The new venture certainly presented a challenge. The harsh winter meant that the pipes had burst during the time the building lay empty.

By the time they got the keys, the family were faced with severe water damage, the kitchen ceiling had collapsed and decomposing food had been left to rot in cupboards and fridges.

It was a daunting task but they set about transforming the mess into the inn of their dreams.

The kitchen was gutted, rewired and replastered, new drains and roofing were installed and a local builder was called in to lay flagstones in the bar.

Dave and Nicki rolled up their sleeves and took care of the decorating, cleaning feature stone walls and painting others in soft heritage greens.

Pews and monks’ benches were brought in to divide up the space, with farmhouse tables and chairs for diners. Nicki’s hand-made curtains and tartan cushions add a homely finishing touch.

The inn is dog friendly throughout – much to the delight of the Horrys’ black Labrador, Obi, who is as keen to play her part as the rest of the family.

As a tied house, the Robin Hood serves Marstons ales, but the menu is entirely down to Nicki and her team.

She specialises in good, wholesome home-made dishes: “It’s comfort food really but it’s going down very well. We’ve still got quite a bit to do on the building but we’re gradually settling in and people seem to like it.”

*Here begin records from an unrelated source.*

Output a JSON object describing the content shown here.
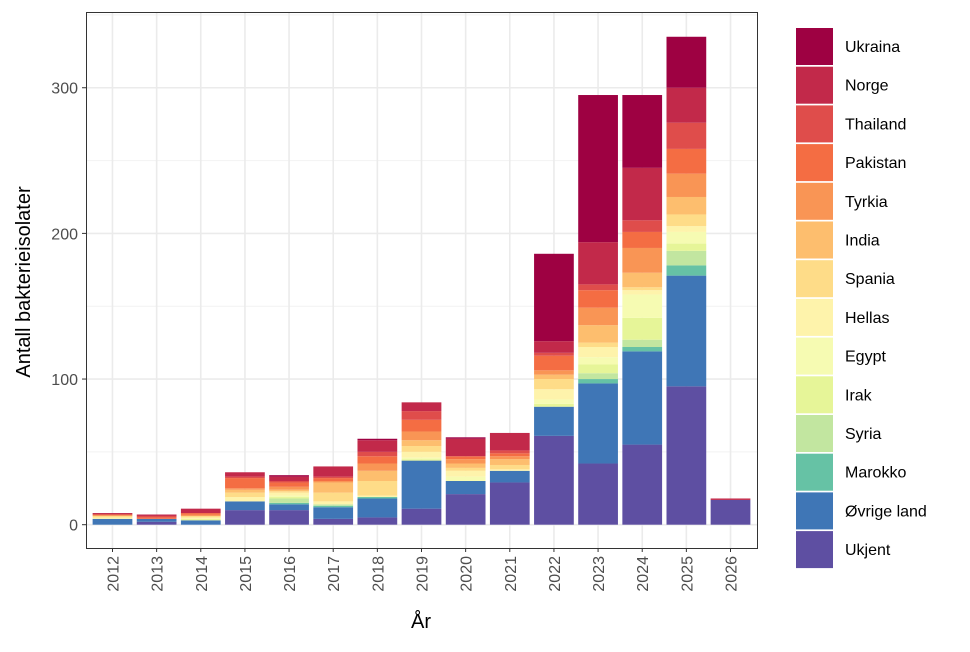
{
  "chart_data": {
    "type": "bar",
    "stacked": true,
    "xlabel": "År",
    "ylabel": "Antall bakterieisolater",
    "ylim": [
      -16,
      352
    ],
    "yticks": [
      0,
      100,
      200,
      300
    ],
    "grid": true,
    "legend_position": "right",
    "categories": [
      "2012",
      "2013",
      "2014",
      "2015",
      "2016",
      "2017",
      "2018",
      "2019",
      "2020",
      "2021",
      "2022",
      "2023",
      "2024",
      "2025",
      "2026"
    ],
    "series": [
      {
        "name": "Ukjent",
        "color": "#5E4FA2",
        "values": [
          0,
          2,
          0,
          10,
          10,
          4,
          5,
          11,
          21,
          29,
          61,
          42,
          55,
          95,
          17
        ]
      },
      {
        "name": "Øvrige land",
        "color": "#3F76B6",
        "values": [
          4,
          2,
          3,
          6,
          4,
          8,
          13,
          33,
          9,
          8,
          20,
          55,
          64,
          76,
          0
        ]
      },
      {
        "name": "Marokko",
        "color": "#66C2A5",
        "values": [
          0,
          0,
          0,
          0,
          1,
          1,
          1,
          0,
          0,
          0,
          0,
          3,
          3,
          7,
          0
        ]
      },
      {
        "name": "Syria",
        "color": "#C2E6A0",
        "values": [
          0,
          0,
          0,
          0,
          3,
          1,
          0,
          0,
          0,
          0,
          0,
          4,
          5,
          10,
          0
        ]
      },
      {
        "name": "Irak",
        "color": "#E6F598",
        "values": [
          0,
          0,
          1,
          0,
          1,
          0,
          0,
          1,
          0,
          0,
          2,
          6,
          15,
          5,
          0
        ]
      },
      {
        "name": "Egypt",
        "color": "#F6FBB2",
        "values": [
          0,
          0,
          0,
          0,
          1,
          0,
          0,
          1,
          3,
          0,
          3,
          5,
          16,
          8,
          0
        ]
      },
      {
        "name": "Hellas",
        "color": "#FEF3AB",
        "values": [
          1,
          0,
          1,
          3,
          2,
          2,
          1,
          4,
          4,
          1,
          7,
          7,
          3,
          4,
          0
        ]
      },
      {
        "name": "Spania",
        "color": "#FEDC88",
        "values": [
          1,
          0,
          1,
          3,
          1,
          6,
          10,
          4,
          2,
          3,
          7,
          3,
          2,
          8,
          0
        ]
      },
      {
        "name": "India",
        "color": "#FDBE6E",
        "values": [
          0,
          0,
          0,
          2,
          1,
          7,
          7,
          4,
          3,
          4,
          3,
          12,
          10,
          12,
          0
        ]
      },
      {
        "name": "Tyrkia",
        "color": "#F99555",
        "values": [
          1,
          0,
          1,
          1,
          2,
          1,
          5,
          6,
          3,
          2,
          3,
          12,
          17,
          16,
          0
        ]
      },
      {
        "name": "Pakistan",
        "color": "#F46D43",
        "values": [
          0,
          1,
          1,
          7,
          3,
          2,
          5,
          8,
          2,
          2,
          10,
          12,
          11,
          17,
          0
        ]
      },
      {
        "name": "Thailand",
        "color": "#DF4D4B",
        "values": [
          0,
          1,
          0,
          1,
          1,
          1,
          3,
          6,
          0,
          2,
          2,
          4,
          8,
          18,
          0
        ]
      },
      {
        "name": "Norge",
        "color": "#C2294A",
        "values": [
          1,
          1,
          3,
          3,
          3,
          7,
          8,
          6,
          12,
          12,
          8,
          29,
          36,
          24,
          1
        ]
      },
      {
        "name": "Ukraina",
        "color": "#9E0142",
        "values": [
          0,
          0,
          0,
          0,
          1,
          0,
          1,
          0,
          1,
          0,
          60,
          101,
          50,
          35,
          0
        ]
      }
    ]
  }
}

The Robin Hood has always been popular with walkers and climbers and the bar fills up as we place our order and settle down with a pint of Cumberland, a glass of quaffable house white and a couple of magazines from the selection lying around.

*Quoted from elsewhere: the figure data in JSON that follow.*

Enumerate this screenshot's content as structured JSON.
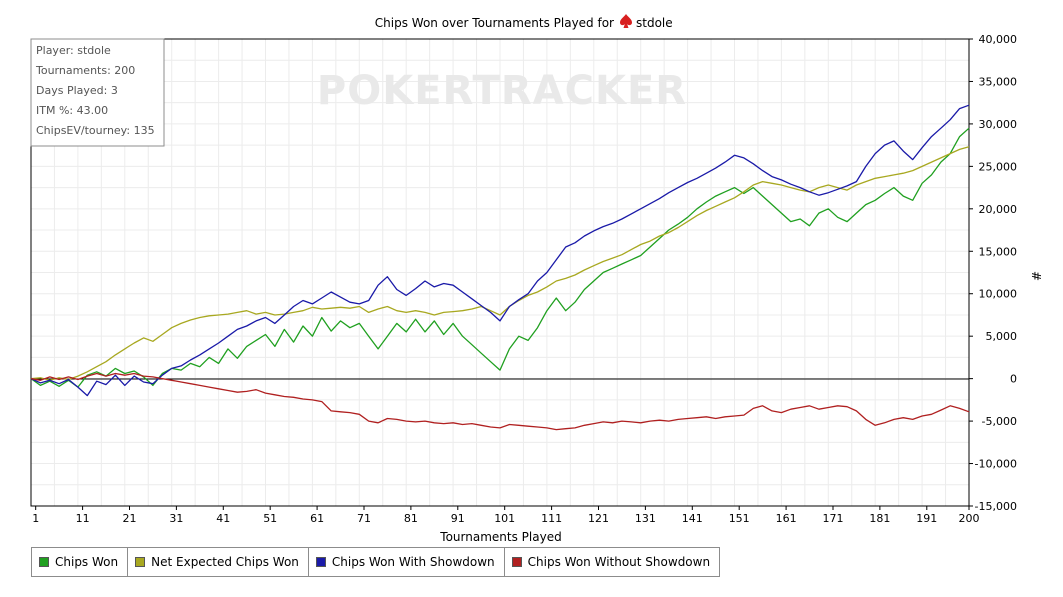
{
  "title": "Chips Won over Tournaments Played for",
  "player_name": "stdole",
  "title_icon": "spade-icon",
  "watermark": "POKERTRACKER",
  "info_box": [
    "Player: stdole",
    "Tournaments: 200",
    "Days Played: 3",
    "ITM %: 43.00",
    "ChipsEV/tourney: 135"
  ],
  "chart_data": {
    "type": "line",
    "title": "Chips Won over Tournaments Played for stdole",
    "xlabel": "Tournaments Played",
    "ylabel": "#",
    "xlim": [
      0,
      200
    ],
    "ylim": [
      -15000,
      40000
    ],
    "x_ticks": [
      "1",
      "11",
      "21",
      "31",
      "41",
      "51",
      "61",
      "71",
      "81",
      "91",
      "101",
      "111",
      "121",
      "131",
      "141",
      "151",
      "161",
      "171",
      "181",
      "191",
      "200"
    ],
    "y_ticks": [
      "40,000",
      "35,000",
      "30,000",
      "25,000",
      "20,000",
      "15,000",
      "10,000",
      "5,000",
      "0",
      "-5,000",
      "-10,000",
      "-15,000"
    ],
    "grid": true,
    "y_axis_side": "right",
    "legend_position": "bottom",
    "series": [
      {
        "name": "Chips Won",
        "color": "#20a020",
        "x": [
          0,
          2,
          4,
          6,
          8,
          10,
          12,
          14,
          16,
          18,
          20,
          22,
          24,
          26,
          28,
          30,
          32,
          34,
          36,
          38,
          40,
          42,
          44,
          46,
          48,
          50,
          52,
          54,
          56,
          58,
          60,
          62,
          64,
          66,
          68,
          70,
          72,
          74,
          76,
          78,
          80,
          82,
          84,
          86,
          88,
          90,
          92,
          94,
          96,
          98,
          100,
          102,
          104,
          106,
          108,
          110,
          112,
          114,
          116,
          118,
          120,
          122,
          124,
          126,
          128,
          130,
          132,
          134,
          136,
          138,
          140,
          142,
          144,
          146,
          148,
          150,
          152,
          154,
          156,
          158,
          160,
          162,
          164,
          166,
          168,
          170,
          172,
          174,
          176,
          178,
          180,
          182,
          184,
          186,
          188,
          190,
          192,
          194,
          196,
          198,
          200
        ],
        "y": [
          0,
          -800,
          -300,
          -900,
          -200,
          -1000,
          400,
          800,
          300,
          1200,
          600,
          900,
          200,
          -800,
          600,
          1200,
          1000,
          1800,
          1400,
          2500,
          1800,
          3500,
          2400,
          3800,
          4500,
          5200,
          3800,
          5800,
          4300,
          6200,
          5000,
          7200,
          5600,
          6800,
          6000,
          6500,
          5000,
          3500,
          5000,
          6500,
          5500,
          7000,
          5500,
          6800,
          5200,
          6500,
          5000,
          4000,
          3000,
          2000,
          1000,
          3500,
          5000,
          4500,
          6000,
          8000,
          9500,
          8000,
          9000,
          10500,
          11500,
          12500,
          13000,
          13500,
          14000,
          14500,
          15500,
          16500,
          17500,
          18200,
          19000,
          20000,
          20800,
          21500,
          22000,
          22500,
          21800,
          22500,
          21500,
          20500,
          19500,
          18500,
          18800,
          18000,
          19500,
          20000,
          19000,
          18500,
          19500,
          20500,
          21000,
          21800,
          22500,
          21500,
          21000,
          23000,
          24000,
          25500,
          26500,
          28500,
          29500
        ]
      },
      {
        "name": "Net Expected Chips Won",
        "color": "#a8a820",
        "x": [
          0,
          2,
          4,
          6,
          8,
          10,
          12,
          14,
          16,
          18,
          20,
          22,
          24,
          26,
          28,
          30,
          32,
          34,
          36,
          38,
          40,
          42,
          44,
          46,
          48,
          50,
          52,
          54,
          56,
          58,
          60,
          62,
          64,
          66,
          68,
          70,
          72,
          74,
          76,
          78,
          80,
          82,
          84,
          86,
          88,
          90,
          92,
          94,
          96,
          98,
          100,
          102,
          104,
          106,
          108,
          110,
          112,
          114,
          116,
          118,
          120,
          122,
          124,
          126,
          128,
          130,
          132,
          134,
          136,
          138,
          140,
          142,
          144,
          146,
          148,
          150,
          152,
          154,
          156,
          158,
          160,
          162,
          164,
          166,
          168,
          170,
          172,
          174,
          176,
          178,
          180,
          182,
          184,
          186,
          188,
          190,
          192,
          194,
          196,
          198,
          200
        ],
        "y": [
          0,
          100,
          -200,
          100,
          -100,
          300,
          800,
          1400,
          2000,
          2800,
          3500,
          4200,
          4800,
          4400,
          5200,
          6000,
          6500,
          6900,
          7200,
          7400,
          7500,
          7600,
          7800,
          8000,
          7600,
          7800,
          7500,
          7600,
          7800,
          8000,
          8400,
          8200,
          8300,
          8400,
          8300,
          8500,
          7800,
          8200,
          8500,
          8000,
          7800,
          8000,
          7800,
          7500,
          7800,
          7900,
          8000,
          8200,
          8500,
          8000,
          7500,
          8500,
          9200,
          9800,
          10200,
          10800,
          11500,
          11800,
          12200,
          12800,
          13300,
          13800,
          14200,
          14600,
          15200,
          15800,
          16200,
          16800,
          17200,
          17800,
          18500,
          19200,
          19800,
          20300,
          20800,
          21300,
          22000,
          22800,
          23200,
          23000,
          22800,
          22500,
          22200,
          22000,
          22500,
          22800,
          22500,
          22200,
          22800,
          23200,
          23600,
          23800,
          24000,
          24200,
          24500,
          25000,
          25500,
          26000,
          26500,
          27000,
          27300
        ]
      },
      {
        "name": "Chips Won With Showdown",
        "color": "#1a1aa8",
        "x": [
          0,
          2,
          4,
          6,
          8,
          10,
          12,
          14,
          16,
          18,
          20,
          22,
          24,
          26,
          28,
          30,
          32,
          34,
          36,
          38,
          40,
          42,
          44,
          46,
          48,
          50,
          52,
          54,
          56,
          58,
          60,
          62,
          64,
          66,
          68,
          70,
          72,
          74,
          76,
          78,
          80,
          82,
          84,
          86,
          88,
          90,
          92,
          94,
          96,
          98,
          100,
          102,
          104,
          106,
          108,
          110,
          112,
          114,
          116,
          118,
          120,
          122,
          124,
          126,
          128,
          130,
          132,
          134,
          136,
          138,
          140,
          142,
          144,
          146,
          148,
          150,
          152,
          154,
          156,
          158,
          160,
          162,
          164,
          166,
          168,
          170,
          172,
          174,
          176,
          178,
          180,
          182,
          184,
          186,
          188,
          190,
          192,
          194,
          196,
          198,
          200
        ],
        "y": [
          0,
          -500,
          -200,
          -600,
          -100,
          -1000,
          -2000,
          -300,
          -700,
          400,
          -800,
          300,
          -400,
          -600,
          400,
          1200,
          1500,
          2200,
          2800,
          3500,
          4200,
          5000,
          5800,
          6200,
          6800,
          7200,
          6500,
          7500,
          8500,
          9200,
          8800,
          9500,
          10200,
          9600,
          9000,
          8800,
          9200,
          11000,
          12000,
          10500,
          9800,
          10600,
          11500,
          10800,
          11200,
          11000,
          10200,
          9400,
          8600,
          7800,
          6800,
          8500,
          9300,
          10000,
          11500,
          12500,
          14000,
          15500,
          16000,
          16800,
          17400,
          17900,
          18300,
          18800,
          19400,
          20000,
          20600,
          21200,
          21900,
          22500,
          23100,
          23600,
          24200,
          24800,
          25500,
          26300,
          26000,
          25300,
          24500,
          23800,
          23400,
          22900,
          22500,
          22000,
          21600,
          21900,
          22300,
          22700,
          23200,
          25000,
          26500,
          27500,
          28000,
          26800,
          25800,
          27200,
          28500,
          29500,
          30500,
          31800,
          32200
        ]
      },
      {
        "name": "Chips Won Without Showdown",
        "color": "#b02020",
        "x": [
          0,
          2,
          4,
          6,
          8,
          10,
          12,
          14,
          16,
          18,
          20,
          22,
          24,
          26,
          28,
          30,
          32,
          34,
          36,
          38,
          40,
          42,
          44,
          46,
          48,
          50,
          52,
          54,
          56,
          58,
          60,
          62,
          64,
          66,
          68,
          70,
          72,
          74,
          76,
          78,
          80,
          82,
          84,
          86,
          88,
          90,
          92,
          94,
          96,
          98,
          100,
          102,
          104,
          106,
          108,
          110,
          112,
          114,
          116,
          118,
          120,
          122,
          124,
          126,
          128,
          130,
          132,
          134,
          136,
          138,
          140,
          142,
          144,
          146,
          148,
          150,
          152,
          154,
          156,
          158,
          160,
          162,
          164,
          166,
          168,
          170,
          172,
          174,
          176,
          178,
          180,
          182,
          184,
          186,
          188,
          190,
          192,
          194,
          196,
          198,
          200
        ],
        "y": [
          0,
          -200,
          200,
          -100,
          200,
          -100,
          300,
          600,
          300,
          600,
          400,
          600,
          300,
          200,
          0,
          -200,
          -400,
          -600,
          -800,
          -1000,
          -1200,
          -1400,
          -1600,
          -1500,
          -1300,
          -1700,
          -1900,
          -2100,
          -2200,
          -2400,
          -2500,
          -2700,
          -3800,
          -3900,
          -4000,
          -4200,
          -5000,
          -5200,
          -4700,
          -4800,
          -5000,
          -5100,
          -5000,
          -5200,
          -5300,
          -5200,
          -5400,
          -5300,
          -5500,
          -5700,
          -5800,
          -5400,
          -5500,
          -5600,
          -5700,
          -5800,
          -6000,
          -5900,
          -5800,
          -5500,
          -5300,
          -5100,
          -5200,
          -5000,
          -5100,
          -5200,
          -5000,
          -4900,
          -5000,
          -4800,
          -4700,
          -4600,
          -4500,
          -4700,
          -4500,
          -4400,
          -4300,
          -3500,
          -3200,
          -3800,
          -4000,
          -3600,
          -3400,
          -3200,
          -3600,
          -3400,
          -3200,
          -3300,
          -3800,
          -4800,
          -5500,
          -5200,
          -4800,
          -4600,
          -4800,
          -4400,
          -4200,
          -3700,
          -3200,
          -3500,
          -3900
        ]
      }
    ]
  }
}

A blackboard menu offers the kind of dishes that makes choosing almost impossible.

This is exactly the sort of food you want to tuck into after an exhilarating walk, or a couple of hours on a windy rockface.

Soup of the day is roast butternut squash – a thick, hearty dish that’s more of a purée than a broth, with a hunk of sweet rye bread and soft butter.

My Thai fishcakes are salmon based, with a fragrant hint of ginger, coconut and lemongrass. They come with little dishes of sour cream and sweet chilli dip, and a salad garnish. Not just a lettuce leaf and a slice of cucumber, but peppers, red onion and tomatoes too, nicely dressed with vinaigrette.

It’s the little touches that make such a big difference when it comes to pub grub.

Sticking with the seafood theme, my main course is salmon fillet topped with home-made tomato and herb salsa.

It’s simple fare but nicely done. The fish is succulent and not overpowered by its accompaniments: more salad, crisp sugarsnap peas and a mountain of buttered new potatoes.

My companion’s pan-fried chicken breast is golden and maybe a touch overcooked but a creamy casserole of leeks and beans – broad, butter and cannelini – keeps it moist, with green beans and new potatoes on the side.

Puddings sound irresistible, so we don’t attempt to abstain.

Sticky toffee pudding is a sponge that’s surprisingly light, doused liberally in syrupy sauce, but so humungous in size that even my resident pudding taster admits defeat.

My treacle and coconut tart is sublime, wrapped in a beautifully short pastry case and served warm with vanilla ice cream.

We finish our meal with cups of strong, dark Illy coffee. Dinner for two, excluding drinks and service, is £35.45.

lVerdict: Home-cooked food, a cut above the average pub grub, and a spectacular setting to boot.

lOpen for food: 12-8pm Mon - Thur, until 9pm Fri - Sat; 12-6pm Sun

lRobin Hood Inn, Chesterfield Road, Baslow. (01246) 583186.